New World Screwworm

New World Screwworms have only been found in North and South America. (Photo courtesy of the USDA-ARS)

By Barry Whitworth, DVM

In October 2016 the United States Department of Agriculture confirmed the presence of screwworms in the Florida Keys. The initial case was found in a Key deer.

In January 2017 the public was informed of a dog in Homestead, Fla., that was infested with screwworms. This was the first case reported on the mainland in many years. During the 2016 outbreak, the USDA confirmed 16 cases of screwworm infestation in animals. All the cases were detected in the state of Florida.

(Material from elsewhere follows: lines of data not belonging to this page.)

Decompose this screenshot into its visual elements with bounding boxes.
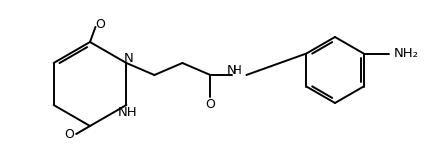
Text: O: O — [64, 128, 74, 142]
Text: H: H — [233, 64, 242, 78]
Text: N: N — [124, 52, 133, 66]
Text: NH: NH — [117, 105, 137, 119]
Text: N: N — [227, 64, 236, 78]
Text: O: O — [96, 18, 105, 31]
Text: O: O — [206, 97, 215, 111]
Text: NH₂: NH₂ — [394, 47, 419, 60]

Previous to the 2016 outbreak, the last case of screwworm infestation reported by the USDA occurred on Aug. 30, 1982. Since 1982, only sporadic cases of screwworms have been diagnosed, but these were animals or people that were infested in another country and then entered the United States. The last official diagnosed case of screwworms in Oklahoma occurred in 1976.

New World Screwworms have only been found in North and South America. According to the USDASince they have been eradicated from the United States and several other countries, they are now only found in South America and five Caribbean countries. The adult flies are slightly larger than the common housefly. They have orange eyes and a blue green body that has three stripes down the back. The females typically mate once and lay their eggs along the edges of an open wound or in the mucous membranes (mouth, nose, ears) of an animal.

When the eggs hatch, the larvae burrow into the host flesh and feed on living tissue and fluids. Wounds attract more flies, which compounds the problem. Once the larvae mature, they drop to the ground, burrow into the soil, and begin the pupal stage. In a few days, the adult flies emerge to repeat the life cycle.